The med2ris.pl configuration variables

Depending on how med2ris.pl is run, it will consult two different configuration files. If it runs as a regular application, the file med2risrc will be used. If it runs as a CGI application, med2riscgirc will be used instead. This way you can use different configurations even if the user program and the CGI program run on the same computer.

Table 16-1. med2risrc

Variable Default Comment
outfile (none) The default output file name.
outappend t Determines whether output is appended (t) to an existing file or overwrites (f) an existing file.
unmapped t If set to t, unknown tags in the input data will be output following a <unmapped> tag; the resulting data can be inspected and then be sent through sed to strip off these additional lines. If set to f, unknown tags will be gracefully ignored.
from_enc ISO-8859-1 The character encoding of the input data
to_enc ISO-8859-1 The character encoding of the output data
logfile /var/log/med2ris.log The full path of a custom log file. This is used only if logdest is set appropriately.
logdest 1 The destination of the log information. 0 = print to stderr; 1 = use the syslog facility; 2 = use a custom logfile. The latter needs a proper setting of logfile.
loglevel 6 The log level up to which messages will be sent. A low setting (0) allows only the most important messages, a high setting (7) allows all messages including debug messages. -1 means nothing will be logged.

Table 16-2. med2riscgirc

Variable Default Comment
refdblib (none) The path of the directory containing shareable refdb files like DTDs, HTML templates etc.
outfile (none) The default output file name.
outappend t Determines whether output is appended (t) to an existing file or overwrites (f) an existing file.
unmapped t If set to t, unknown tags in the input data will be output following a <unmapped> tag; the resulting data can be inspected and then be sent through sed to strip off these additional lines. If set to f, unknown tags will be gracefully ignored.
from_enc ISO-8859-1 The character encoding of the input data
to_enc ISO-8859-1 The character encoding of the output data
logfile /var/log/med2ris.log The full path of a custom log file. This is used only if logdest is set appropriately.
logdest 1 The destination of the log information. 0 = print to stderr; 1 = use the syslog facility; 2 = use a custom logfile.

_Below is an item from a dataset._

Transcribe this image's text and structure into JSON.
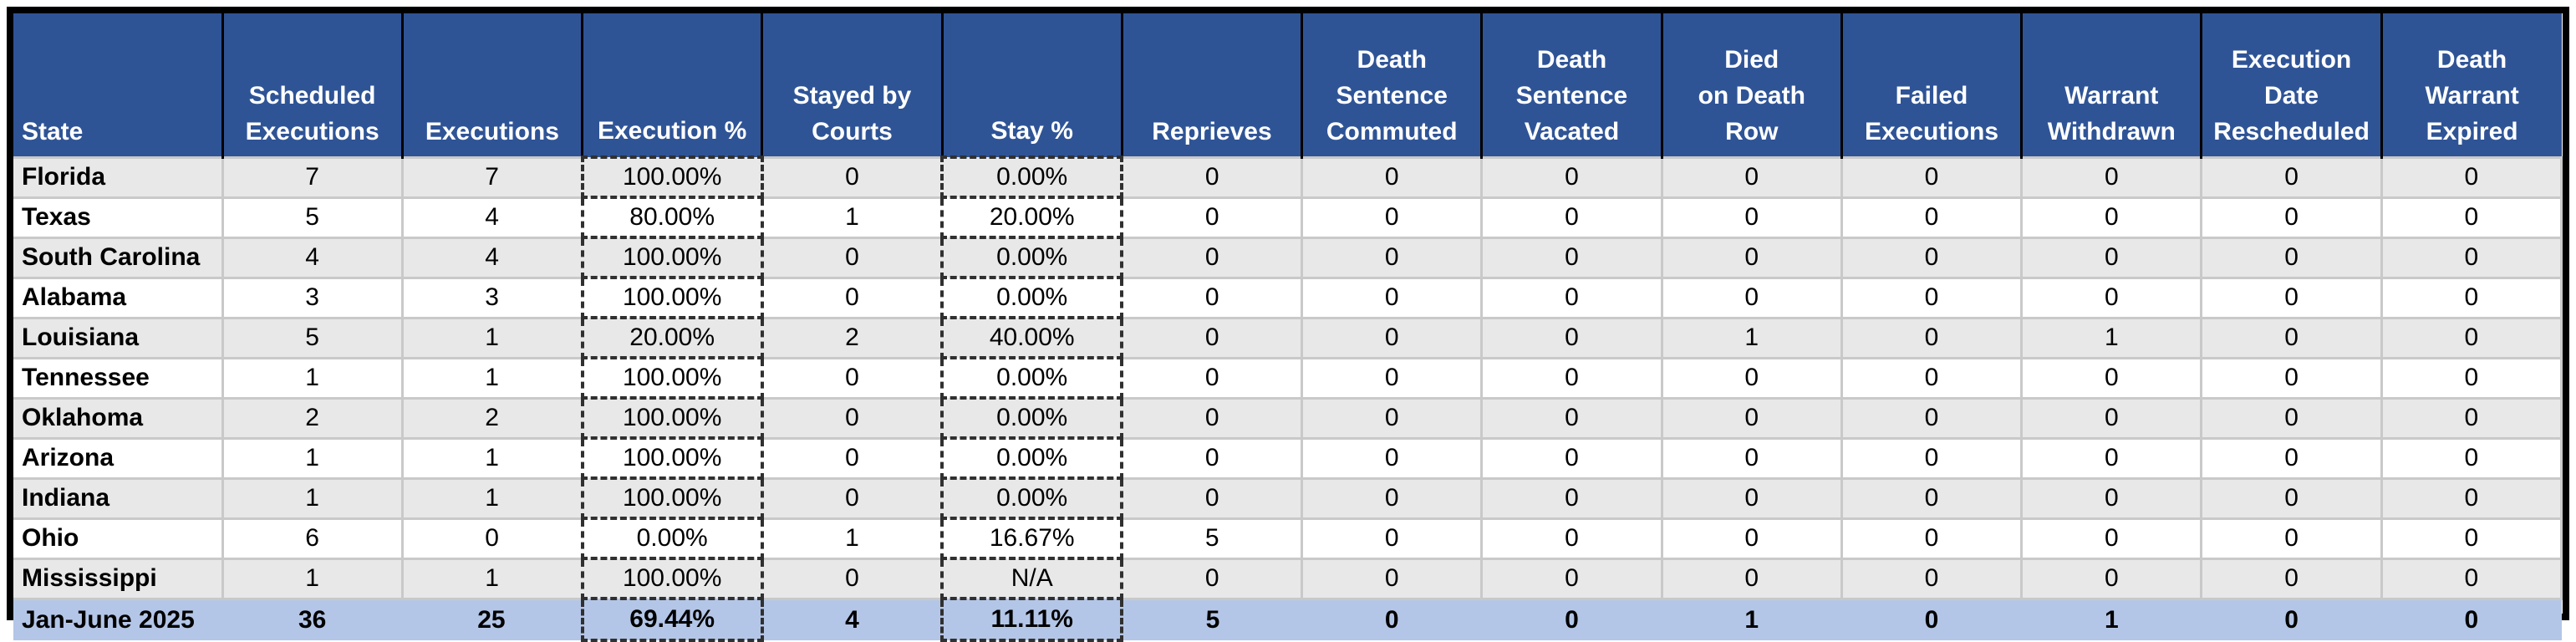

The latter needs a proper setting of logfile.
loglevel 6 The log level up to which messages will be sent. A low setting (0) allows only the most important messages, a high setting (7) allows all messages including debug messages. -1 means nothing will be logged.

med2ris' behind-the-scenes data mangling

Keywords with multiple MeSH subheadings are split into multiple keywords with one MeSH subheading each. This simplifies searching for MeSH subheadings greatly.

med2ris does not validate the input files. That is, the input files must stick to the rules of the data sources, otherwise the conversion results are not predictable.